Teams often over-engineer systems to solve hypothetical future problems that may never materialize. This typically occurs when software architects and engineers design systems based on worst-case scenarios informed by optimistic and speculative estimates from business stakeholders.

For instance, consider when a business predicts a high number of concurrent users. Engineers might add a safety margin to these estimates for extra security. This can then lead to a system designed to handle far more users than it will realistically encounter, incorporating unnecessary complexities like advanced caching mechanisms. Decisions like these result in overly complex systems that struggle to adapt, contributing to inefficiency and maintenance challenges.

Risks of neglecting MVAs

Neglecting the MVA while developing an MVP exposes the project to risks as the system scales. Ignoring essential technical requirements can lead to decreased user satisfaction when the architecture can't meet growing performance demands, resulting in user frustration and disengagement.

Moreover, poorly conceived architectures might require costly refactoring to meet performance, security, or scalability standards. This often leads to entrenched technical debt where quick fixes become permanent solutions and compound future maintenance and development costs.

A non-scalable or inflexible architecture also diminishes the product's ability to innovate or adapt, giving competitors a chance to surpass it with more refined solutions. After all, there are many examples in the tech industry where companies that thought they had the “first mover” competitive advantage – first to market with an innovative product or service– were later surpassed by fast-following competitors.
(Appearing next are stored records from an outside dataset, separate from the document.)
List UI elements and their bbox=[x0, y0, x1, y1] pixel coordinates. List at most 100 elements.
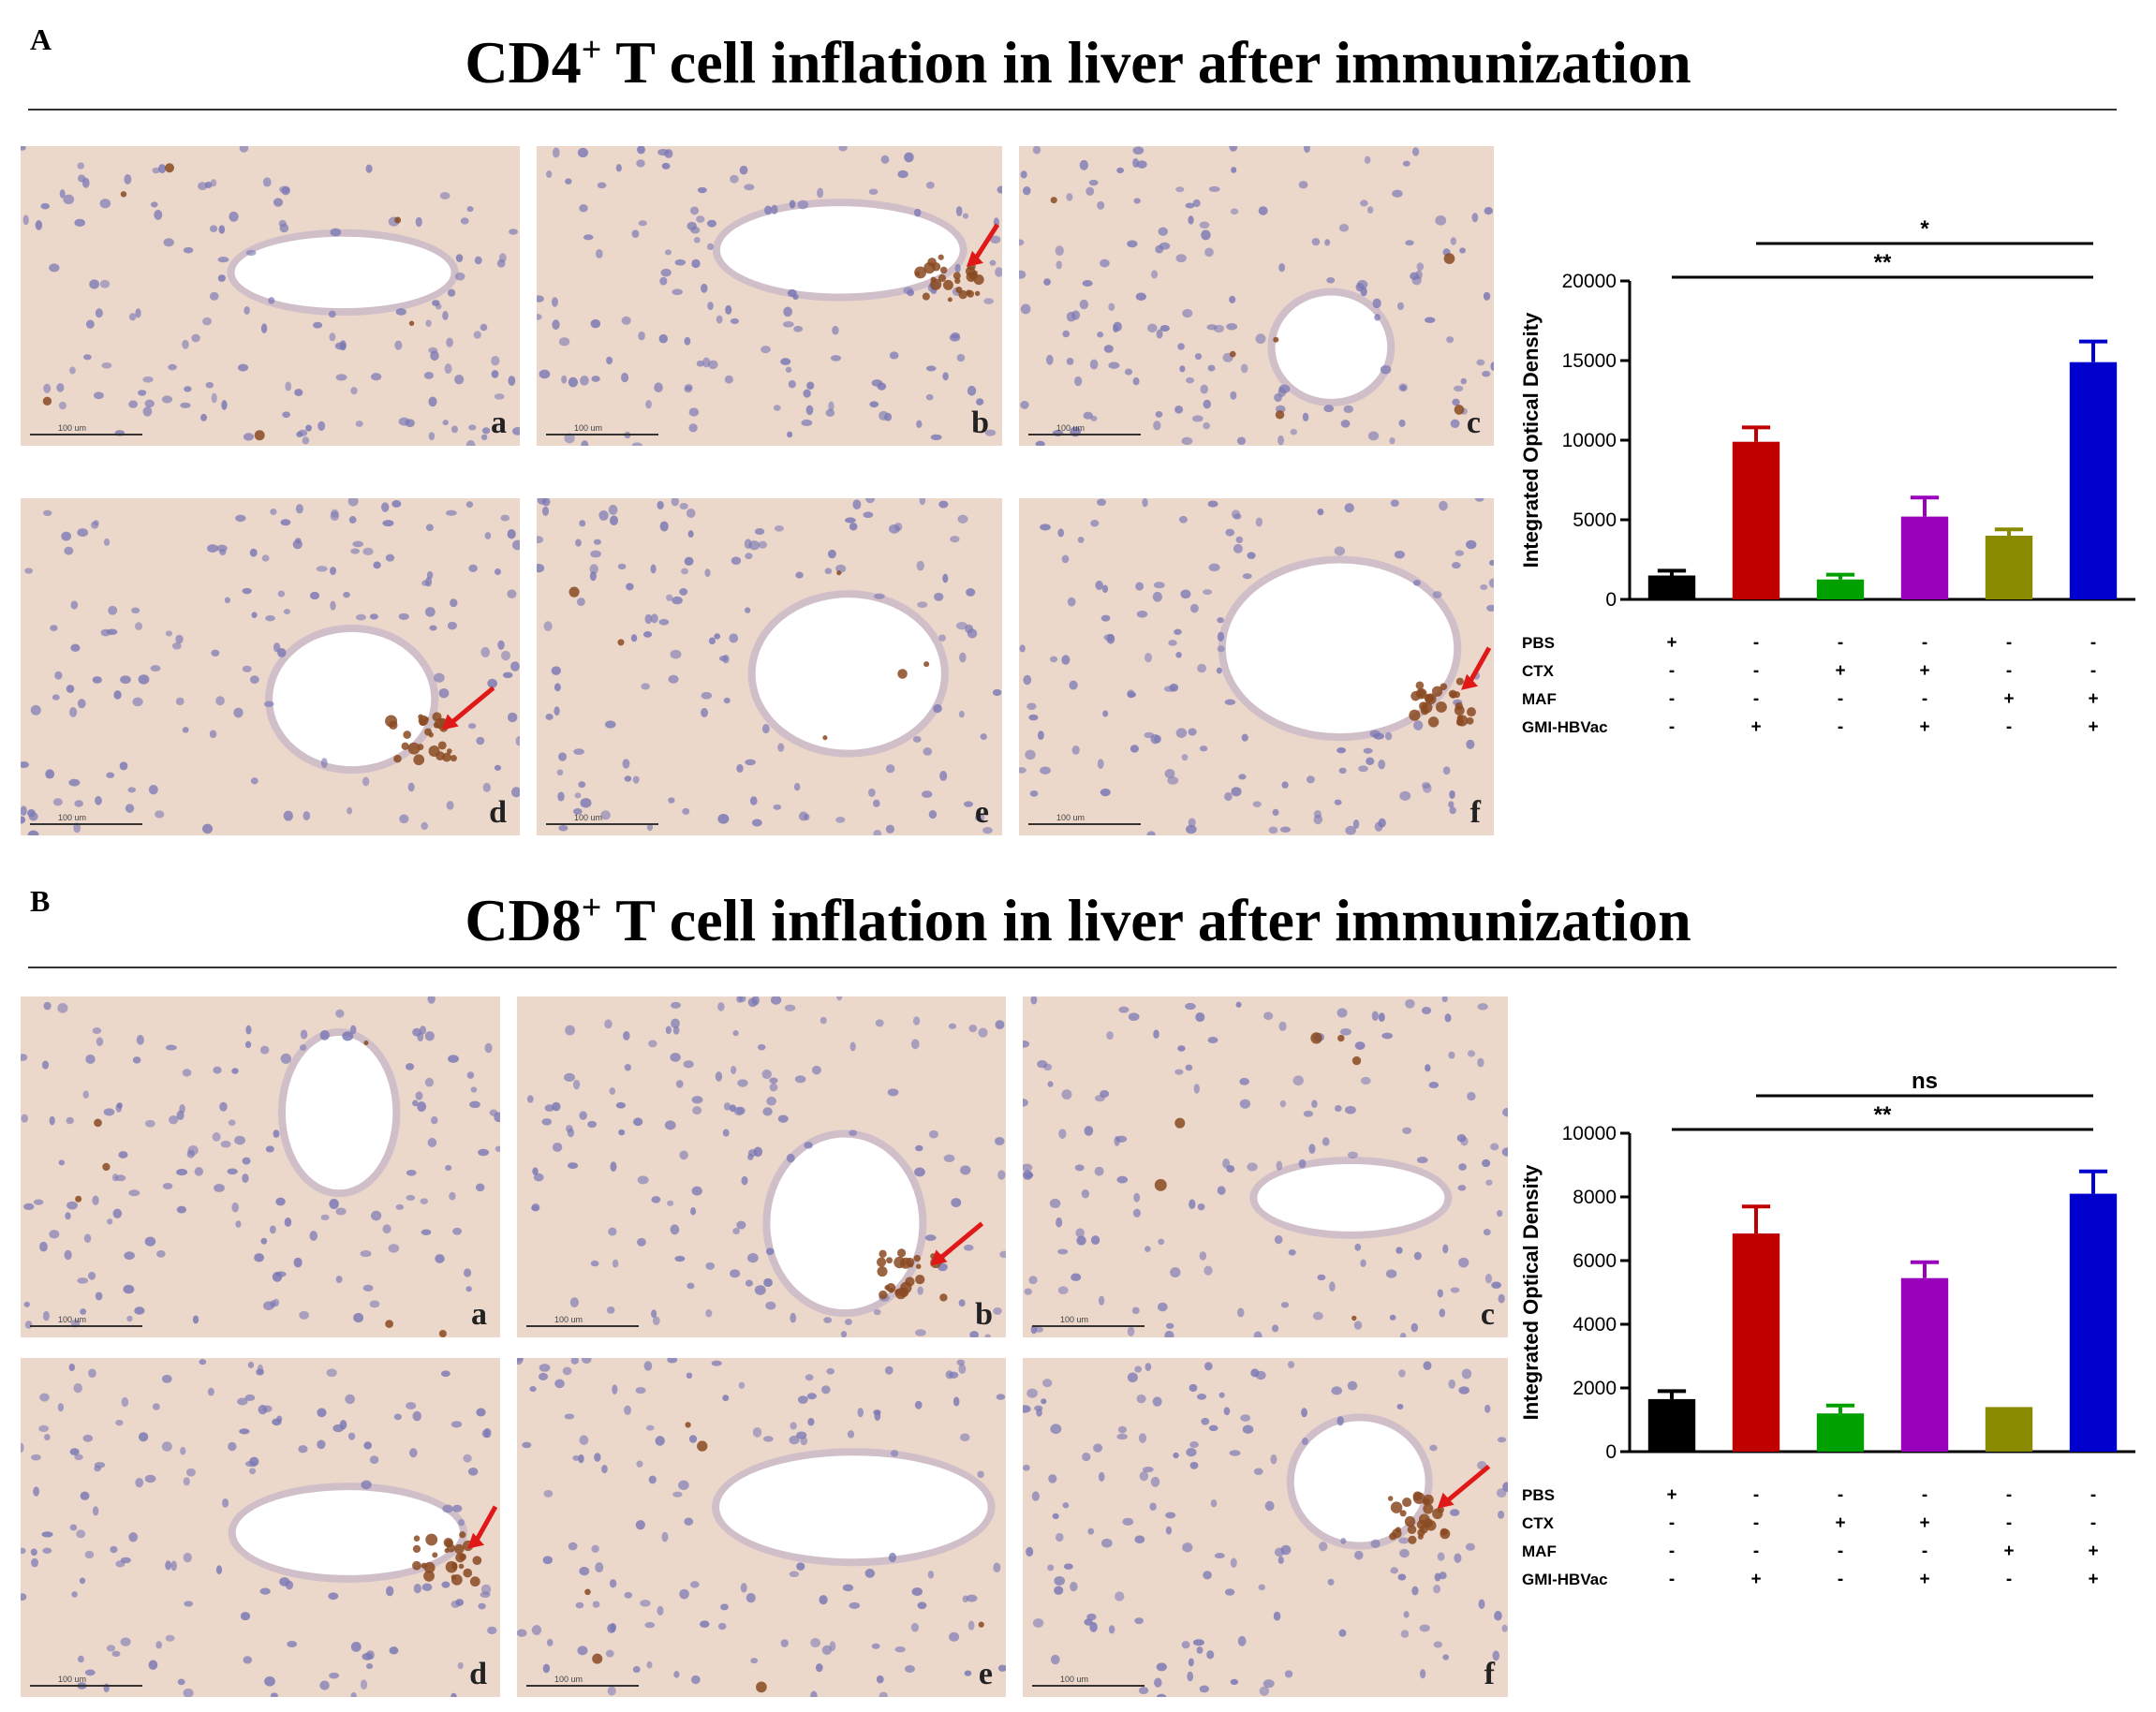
treatment-sign: - bbox=[1838, 1570, 1843, 1589]
nuclei bbox=[1019, 146, 1494, 446]
scale-bar-text: 100 um bbox=[58, 813, 86, 822]
significance-label: * bbox=[1920, 216, 1929, 242]
scale-bar-text: 100 um bbox=[554, 1315, 583, 1324]
significance-label: ns bbox=[1912, 1069, 1938, 1094]
treatment-sign: - bbox=[2006, 1570, 2012, 1589]
nuclei bbox=[21, 498, 520, 835]
stained-cells bbox=[1409, 677, 1476, 728]
nuclei bbox=[526, 996, 1006, 1337]
micrograph-image: 100 um b bbox=[517, 996, 1006, 1337]
bar bbox=[2069, 362, 2118, 599]
y-tick-label: 2000 bbox=[1573, 1378, 1617, 1399]
micrograph-b-a: 100 um a bbox=[21, 996, 500, 1337]
chart-a: 0 5000 10000 15000 20000 Integrated Optical D… bbox=[1517, 216, 2154, 749]
treatment-sign: - bbox=[1669, 1542, 1675, 1561]
tissue-background bbox=[1019, 146, 1494, 446]
vessel-lumen bbox=[235, 1490, 461, 1575]
panel-title-b-sup: + bbox=[581, 888, 602, 928]
treatment-row-label: MAF bbox=[1522, 1542, 1557, 1560]
panel-title-a-main: CD4 bbox=[465, 29, 582, 96]
micrograph-label: f bbox=[1470, 795, 1482, 830]
scale-bar-text: 100 um bbox=[1060, 1315, 1088, 1324]
y-tick-label: 20000 bbox=[1562, 271, 1617, 292]
treatment-sign: - bbox=[1753, 661, 1759, 681]
micrograph-label: e bbox=[979, 1657, 993, 1691]
micrograph-label: b bbox=[975, 1297, 993, 1332]
treatment-row-label: GMI-HBVac bbox=[1522, 1571, 1608, 1588]
treatment-row-label: MAF bbox=[1522, 690, 1557, 708]
vessel-lumen bbox=[770, 1137, 920, 1310]
vessel-lumen bbox=[719, 206, 960, 294]
treatment-sign: + bbox=[1666, 633, 1676, 653]
vessel-lumen bbox=[273, 631, 432, 767]
micrograph-image: 100 um a bbox=[21, 146, 520, 446]
micrograph-b-b: 100 um b bbox=[517, 996, 1006, 1337]
treatment-sign: - bbox=[1669, 689, 1675, 709]
significance-label: ** bbox=[1874, 250, 1892, 275]
tissue-background bbox=[21, 498, 520, 835]
micrograph-image: 100 um c bbox=[1023, 996, 1508, 1337]
micrograph-label: c bbox=[1481, 1297, 1495, 1332]
micrograph-label: f bbox=[1484, 1657, 1496, 1691]
y-tick-label: 8000 bbox=[1573, 1187, 1617, 1208]
nuclei bbox=[1023, 1361, 1508, 1697]
treatment-sign: - bbox=[1838, 717, 1843, 737]
nuclei bbox=[21, 146, 520, 446]
treatment-sign: - bbox=[2090, 661, 2096, 681]
treatment-row-label: GMI-HBVac bbox=[1522, 718, 1608, 736]
treatment-sign: + bbox=[2003, 1542, 2014, 1561]
stained-cells bbox=[42, 163, 415, 441]
bar bbox=[1647, 575, 1696, 599]
bar bbox=[1985, 1407, 2033, 1452]
micrograph-b-d: 100 um d bbox=[21, 1358, 500, 1697]
bar bbox=[1985, 536, 2033, 599]
treatment-sign: - bbox=[2090, 633, 2096, 653]
y-axis-label: Integrated Optical Density bbox=[1519, 1164, 1543, 1420]
treatment-sign: + bbox=[1835, 1513, 1845, 1533]
scale-bar-text: 100 um bbox=[1056, 813, 1085, 822]
vessel-lumen bbox=[1293, 1421, 1425, 1542]
micrograph-image: 100 um d bbox=[21, 498, 520, 835]
micrograph-image: 100 um d bbox=[21, 1358, 500, 1697]
treatment-sign: + bbox=[1666, 1485, 1676, 1505]
treatment-sign: - bbox=[1669, 1513, 1675, 1533]
micrograph-b-c: 100 um c bbox=[1023, 996, 1508, 1337]
tissue-background bbox=[1023, 996, 1508, 1337]
scale-bar-text: 100 um bbox=[574, 423, 602, 433]
micrograph-a-a: 100 um a bbox=[21, 146, 520, 446]
y-tick-label: 10000 bbox=[1562, 1123, 1617, 1144]
red-arrow bbox=[1461, 646, 1492, 690]
red-arrow bbox=[1437, 1464, 1491, 1509]
treatment-sign: - bbox=[2090, 1485, 2096, 1505]
micrograph-label: a bbox=[491, 406, 507, 440]
treatment-sign: + bbox=[2088, 1570, 2098, 1589]
treatment-row-label: CTX bbox=[1522, 1514, 1555, 1532]
treatment-sign: - bbox=[2090, 1513, 2096, 1533]
y-tick-label: 15000 bbox=[1562, 350, 1617, 372]
treatment-sign: + bbox=[1919, 1570, 1929, 1589]
scale-bar-text: 100 um bbox=[58, 423, 86, 433]
stained-cells bbox=[75, 1040, 447, 1337]
stained-cells bbox=[412, 1531, 482, 1587]
scale-bar-text: 100 um bbox=[58, 1315, 86, 1324]
micrograph-image: 100 um f bbox=[1023, 1358, 1508, 1697]
treatment-sign: - bbox=[1753, 633, 1759, 653]
treatment-sign: - bbox=[1922, 689, 1927, 709]
panel-a-divider bbox=[28, 109, 2117, 111]
micrograph-a-c: 100 um c bbox=[1019, 146, 1494, 446]
treatment-sign: - bbox=[1753, 689, 1759, 709]
treatment-sign: - bbox=[1669, 717, 1675, 737]
scale-bar-text: 100 um bbox=[554, 1675, 583, 1684]
micrograph-image: 100 um c bbox=[1019, 146, 1494, 446]
stained-cells bbox=[1050, 197, 1465, 420]
treatment-sign: + bbox=[2088, 717, 2098, 737]
micrograph-a-e: 100 um e bbox=[537, 498, 1002, 835]
red-arrow bbox=[930, 1221, 984, 1266]
treatment-sign: - bbox=[1838, 689, 1843, 709]
vessel-lumen bbox=[1275, 295, 1388, 399]
treatment-row-label: PBS bbox=[1522, 634, 1555, 652]
red-arrow bbox=[467, 1505, 498, 1549]
y-tick-label: 4000 bbox=[1573, 1314, 1617, 1336]
treatment-sign: - bbox=[1669, 1570, 1675, 1589]
stained-cells bbox=[584, 1422, 984, 1693]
Balancing act: Speed vs system design

Engineering teams must select a strategy that strikes a delicate balance between rapidly bringing a product to market and building a scalable architecture that can adapt to future demands.

The MVA approach supports this by advocating for iterative development focused strictly on the known and essential requirements at each stage, avoiding the inclusion of unnecessary and unvalidated features.

In essence, creating an MVA involves building “just enough architecture” to evaluate the technical viability of a product, while keeping the design flexible enough to tackle future requirements. 

Effective ways to achieve this objective include: 

• Following the third principle of continuous architecture practice: “Delay design decisions until they are absolutely necessary.” By leveraging an iterative approach to system design, the team can correct suboptimal decisions and keep pace with technological and market changes.
• Contextualizing estimates: Base architectural decisions on realistic, time-specific user data to allow for adaptive evolution (e.g. How many concurrent users might be on the system within the first 6 months?)
• Use familiar technology: Choose well-understood technologies to speed up development, simplify enhancements, and improve productivity.

Final thoughts

There is always a tension between the MVP and its associated MVA: both will continuously evolve in small increments to meet additional requirements and while one might outpace the other at times, they will always be interconnected.

The importance of an MVA isn’t always fully understood by teams, and finding the right balance between focusing on the product vs. testing its technical viability can be challenging.

However, by adopting this practice and making upfront and flexible system design decisions, engineering leaders ensure that their teams can quickly create robust software systems that are viable for production.

This strategic approach ensures rapid market entry and maximizes return on investment by allowing architectures to evolve as needs change.